Suu Kyi dodges rights lawsuit
Australia’s attorney-general has shot down a bid by Australian lawyers to prosecute Aung San Suu Kyi on charges of crimes against humanity.
Prime Minister Malcolm Turnbull is hosting Myanmar’s de facto leader in Sydney at an Association of South East Asian Nations (Asean) summit.
An estimated 700,000 Rohingya people from Myanmar’s troubled Rakhine state have poured across the border into Bangladesh refugee camps since last August following a military crackdown. The atrocities have included villages being burned, women being raped and babies murdered.
Ron Merkel QC and a group of international and human rights lawyers needed Attorney-General Christian Porter to give permission for a private prosecution, but that won’t be forthcoming.
‘‘Aung San Suu Kyi has complete immunity, including from being served with court documents because under customary international law, heads of state, heads of government and ministers of foreign affairs are immune from foreign criminal proceedings and are inviolable,’’ a spokesman for Porter said yesterday.

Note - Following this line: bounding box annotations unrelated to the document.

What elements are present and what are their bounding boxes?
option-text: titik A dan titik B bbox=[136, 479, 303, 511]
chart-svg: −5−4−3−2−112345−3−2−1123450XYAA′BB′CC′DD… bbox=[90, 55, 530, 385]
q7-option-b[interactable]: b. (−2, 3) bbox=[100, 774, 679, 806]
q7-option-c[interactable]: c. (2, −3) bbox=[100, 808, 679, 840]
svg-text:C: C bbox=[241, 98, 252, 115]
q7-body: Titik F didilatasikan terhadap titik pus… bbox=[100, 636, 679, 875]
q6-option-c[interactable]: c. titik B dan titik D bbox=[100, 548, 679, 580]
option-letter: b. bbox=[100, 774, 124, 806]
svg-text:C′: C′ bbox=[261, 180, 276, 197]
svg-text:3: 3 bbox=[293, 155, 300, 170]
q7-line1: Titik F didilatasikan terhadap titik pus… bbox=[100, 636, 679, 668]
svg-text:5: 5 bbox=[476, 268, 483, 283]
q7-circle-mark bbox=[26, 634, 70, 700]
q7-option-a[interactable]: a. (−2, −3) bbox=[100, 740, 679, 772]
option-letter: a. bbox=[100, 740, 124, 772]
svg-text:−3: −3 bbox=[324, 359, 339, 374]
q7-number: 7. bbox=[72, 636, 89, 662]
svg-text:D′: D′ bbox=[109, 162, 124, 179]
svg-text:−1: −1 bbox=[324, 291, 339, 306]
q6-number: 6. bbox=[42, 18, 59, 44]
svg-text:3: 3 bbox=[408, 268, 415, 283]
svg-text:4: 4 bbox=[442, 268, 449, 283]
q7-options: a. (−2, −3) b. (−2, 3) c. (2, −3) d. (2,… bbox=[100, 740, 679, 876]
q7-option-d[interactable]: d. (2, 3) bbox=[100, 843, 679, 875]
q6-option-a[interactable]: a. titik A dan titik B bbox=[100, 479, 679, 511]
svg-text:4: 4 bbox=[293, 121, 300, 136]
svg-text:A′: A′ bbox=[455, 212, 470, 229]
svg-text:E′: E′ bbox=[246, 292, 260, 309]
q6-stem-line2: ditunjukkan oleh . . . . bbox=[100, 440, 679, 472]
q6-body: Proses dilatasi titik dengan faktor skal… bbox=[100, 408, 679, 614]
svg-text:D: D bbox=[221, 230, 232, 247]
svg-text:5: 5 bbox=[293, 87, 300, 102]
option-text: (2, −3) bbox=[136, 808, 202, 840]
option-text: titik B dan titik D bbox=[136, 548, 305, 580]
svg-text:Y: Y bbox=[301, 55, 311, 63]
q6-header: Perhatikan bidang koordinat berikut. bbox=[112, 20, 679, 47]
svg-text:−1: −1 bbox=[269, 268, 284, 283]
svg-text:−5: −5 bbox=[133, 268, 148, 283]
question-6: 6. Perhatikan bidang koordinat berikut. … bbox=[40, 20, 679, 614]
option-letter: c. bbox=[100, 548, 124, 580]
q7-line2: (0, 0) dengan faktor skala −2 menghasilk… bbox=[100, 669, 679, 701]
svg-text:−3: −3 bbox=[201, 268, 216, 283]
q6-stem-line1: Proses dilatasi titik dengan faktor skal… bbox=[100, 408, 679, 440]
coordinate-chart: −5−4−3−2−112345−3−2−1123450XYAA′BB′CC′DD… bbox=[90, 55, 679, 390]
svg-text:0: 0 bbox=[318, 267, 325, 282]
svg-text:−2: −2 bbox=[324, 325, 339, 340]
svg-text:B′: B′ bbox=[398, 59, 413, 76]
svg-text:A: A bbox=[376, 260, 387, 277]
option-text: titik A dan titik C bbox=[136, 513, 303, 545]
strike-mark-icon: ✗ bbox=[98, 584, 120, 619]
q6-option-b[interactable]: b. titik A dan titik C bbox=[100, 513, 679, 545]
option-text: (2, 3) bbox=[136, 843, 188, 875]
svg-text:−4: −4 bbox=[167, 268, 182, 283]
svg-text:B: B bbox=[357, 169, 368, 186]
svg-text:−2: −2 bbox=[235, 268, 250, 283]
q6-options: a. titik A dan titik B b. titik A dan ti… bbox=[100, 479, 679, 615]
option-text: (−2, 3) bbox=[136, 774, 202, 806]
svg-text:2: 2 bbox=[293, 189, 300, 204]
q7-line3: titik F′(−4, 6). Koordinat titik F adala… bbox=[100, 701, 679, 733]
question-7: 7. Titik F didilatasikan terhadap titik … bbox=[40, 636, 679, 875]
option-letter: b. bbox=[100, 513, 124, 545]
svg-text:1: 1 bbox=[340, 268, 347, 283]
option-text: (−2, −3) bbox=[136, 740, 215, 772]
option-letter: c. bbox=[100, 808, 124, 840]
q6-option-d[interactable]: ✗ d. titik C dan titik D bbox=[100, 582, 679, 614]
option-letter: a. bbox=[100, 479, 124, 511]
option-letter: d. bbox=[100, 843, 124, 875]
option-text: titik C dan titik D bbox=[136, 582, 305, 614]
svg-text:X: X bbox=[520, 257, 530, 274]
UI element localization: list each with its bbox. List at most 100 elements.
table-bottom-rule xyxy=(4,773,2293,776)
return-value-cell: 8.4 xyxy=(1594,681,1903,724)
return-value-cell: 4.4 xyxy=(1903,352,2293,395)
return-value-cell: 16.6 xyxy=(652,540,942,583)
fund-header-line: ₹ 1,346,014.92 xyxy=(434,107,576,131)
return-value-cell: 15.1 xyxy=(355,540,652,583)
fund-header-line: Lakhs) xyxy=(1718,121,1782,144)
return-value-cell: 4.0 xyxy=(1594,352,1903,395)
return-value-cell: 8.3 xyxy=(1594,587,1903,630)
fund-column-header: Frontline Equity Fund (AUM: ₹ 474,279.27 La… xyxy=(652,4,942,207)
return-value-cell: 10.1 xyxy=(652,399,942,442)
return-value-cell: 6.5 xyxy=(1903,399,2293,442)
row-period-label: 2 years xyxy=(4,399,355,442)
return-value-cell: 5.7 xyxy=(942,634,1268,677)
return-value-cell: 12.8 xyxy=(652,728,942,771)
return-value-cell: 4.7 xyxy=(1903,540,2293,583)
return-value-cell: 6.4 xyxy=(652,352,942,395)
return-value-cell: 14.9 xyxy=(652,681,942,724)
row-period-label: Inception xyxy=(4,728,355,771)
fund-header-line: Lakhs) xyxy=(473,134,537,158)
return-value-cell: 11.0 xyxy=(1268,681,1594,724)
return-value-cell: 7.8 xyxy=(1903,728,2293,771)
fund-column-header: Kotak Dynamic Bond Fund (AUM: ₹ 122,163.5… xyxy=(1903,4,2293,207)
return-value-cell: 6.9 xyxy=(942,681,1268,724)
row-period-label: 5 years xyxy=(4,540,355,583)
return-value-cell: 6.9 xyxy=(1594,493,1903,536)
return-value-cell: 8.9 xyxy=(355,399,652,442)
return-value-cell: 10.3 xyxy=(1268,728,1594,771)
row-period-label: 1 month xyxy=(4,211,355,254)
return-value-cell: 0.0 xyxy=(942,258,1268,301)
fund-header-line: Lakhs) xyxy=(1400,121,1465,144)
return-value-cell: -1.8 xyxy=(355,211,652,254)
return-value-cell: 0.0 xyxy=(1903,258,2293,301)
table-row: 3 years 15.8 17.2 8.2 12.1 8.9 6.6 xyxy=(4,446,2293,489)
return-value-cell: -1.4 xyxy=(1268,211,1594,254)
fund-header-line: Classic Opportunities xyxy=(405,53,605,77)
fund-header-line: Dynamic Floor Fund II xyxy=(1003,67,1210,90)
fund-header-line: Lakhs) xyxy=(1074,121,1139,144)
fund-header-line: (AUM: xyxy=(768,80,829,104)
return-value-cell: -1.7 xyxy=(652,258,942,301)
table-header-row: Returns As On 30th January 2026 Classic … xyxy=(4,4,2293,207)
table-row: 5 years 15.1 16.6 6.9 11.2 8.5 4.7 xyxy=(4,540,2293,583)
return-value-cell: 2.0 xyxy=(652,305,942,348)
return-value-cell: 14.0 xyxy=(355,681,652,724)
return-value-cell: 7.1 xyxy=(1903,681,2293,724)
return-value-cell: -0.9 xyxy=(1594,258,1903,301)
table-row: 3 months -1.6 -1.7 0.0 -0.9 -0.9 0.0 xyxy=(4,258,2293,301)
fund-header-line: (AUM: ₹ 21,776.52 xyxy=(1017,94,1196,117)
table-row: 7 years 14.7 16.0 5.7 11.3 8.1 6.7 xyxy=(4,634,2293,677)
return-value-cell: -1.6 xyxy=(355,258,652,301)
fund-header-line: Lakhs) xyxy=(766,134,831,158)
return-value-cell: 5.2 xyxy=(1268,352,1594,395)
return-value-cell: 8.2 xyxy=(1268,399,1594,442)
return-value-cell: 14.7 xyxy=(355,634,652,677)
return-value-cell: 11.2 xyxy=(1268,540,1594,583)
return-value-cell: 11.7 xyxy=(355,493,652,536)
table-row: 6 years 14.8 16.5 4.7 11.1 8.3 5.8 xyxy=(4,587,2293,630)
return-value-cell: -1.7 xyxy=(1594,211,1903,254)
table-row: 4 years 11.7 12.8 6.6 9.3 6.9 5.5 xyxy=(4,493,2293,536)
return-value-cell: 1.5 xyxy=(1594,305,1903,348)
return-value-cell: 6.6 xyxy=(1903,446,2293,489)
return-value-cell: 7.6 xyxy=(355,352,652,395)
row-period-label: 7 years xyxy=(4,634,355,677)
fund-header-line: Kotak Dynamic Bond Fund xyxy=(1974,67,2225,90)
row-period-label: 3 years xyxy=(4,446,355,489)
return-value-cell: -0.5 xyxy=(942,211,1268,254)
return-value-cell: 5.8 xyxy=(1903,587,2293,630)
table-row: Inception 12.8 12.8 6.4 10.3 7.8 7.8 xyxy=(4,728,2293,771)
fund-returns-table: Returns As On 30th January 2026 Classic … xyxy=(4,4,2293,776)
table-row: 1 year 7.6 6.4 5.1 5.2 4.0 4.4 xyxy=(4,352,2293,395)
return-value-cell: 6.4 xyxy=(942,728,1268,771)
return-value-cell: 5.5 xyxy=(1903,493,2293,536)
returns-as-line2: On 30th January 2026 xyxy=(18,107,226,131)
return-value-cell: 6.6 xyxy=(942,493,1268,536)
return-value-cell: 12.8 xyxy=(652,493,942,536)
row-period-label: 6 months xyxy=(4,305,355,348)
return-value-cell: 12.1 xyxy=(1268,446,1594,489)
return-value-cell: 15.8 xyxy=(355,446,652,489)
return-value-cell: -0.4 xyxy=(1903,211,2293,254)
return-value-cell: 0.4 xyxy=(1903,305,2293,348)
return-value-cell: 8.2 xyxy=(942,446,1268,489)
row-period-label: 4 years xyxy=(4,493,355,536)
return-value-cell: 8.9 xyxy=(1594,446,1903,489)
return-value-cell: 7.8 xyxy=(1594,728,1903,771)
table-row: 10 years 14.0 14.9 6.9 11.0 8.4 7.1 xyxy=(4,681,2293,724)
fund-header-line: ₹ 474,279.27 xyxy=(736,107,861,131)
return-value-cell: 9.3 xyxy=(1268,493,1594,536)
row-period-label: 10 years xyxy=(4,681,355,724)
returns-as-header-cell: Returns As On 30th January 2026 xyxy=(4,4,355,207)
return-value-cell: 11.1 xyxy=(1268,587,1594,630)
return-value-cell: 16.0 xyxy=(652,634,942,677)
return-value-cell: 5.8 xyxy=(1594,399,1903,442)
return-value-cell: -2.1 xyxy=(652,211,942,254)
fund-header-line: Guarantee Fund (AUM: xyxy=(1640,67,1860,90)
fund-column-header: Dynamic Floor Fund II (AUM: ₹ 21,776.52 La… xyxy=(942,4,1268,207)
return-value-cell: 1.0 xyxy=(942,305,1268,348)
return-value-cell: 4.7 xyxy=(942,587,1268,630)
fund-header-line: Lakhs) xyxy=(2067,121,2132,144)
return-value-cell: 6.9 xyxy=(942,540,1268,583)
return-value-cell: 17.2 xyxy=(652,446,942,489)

The legal team lodged an application in the Victorian Magistrates Court on Friday and was seeking to prosecute Suu Kyi using universal jurisdiction provisions in Australia’s federal criminal code.
They allege that Suu Kyi has failed to use her position of authority and power to prevent Myanmar security forces from deporting and forcibly removing Rohingya from their homes.
Turnbull is due to sit down with Suu Kyi for bilateral talks tomorrow. He has promised to raise the matter of Rakhine state, but did not use the term Rohingya in a media statement, and dismissed a journalist’s description of human rights abuses as ‘‘sweeping generalisations’’.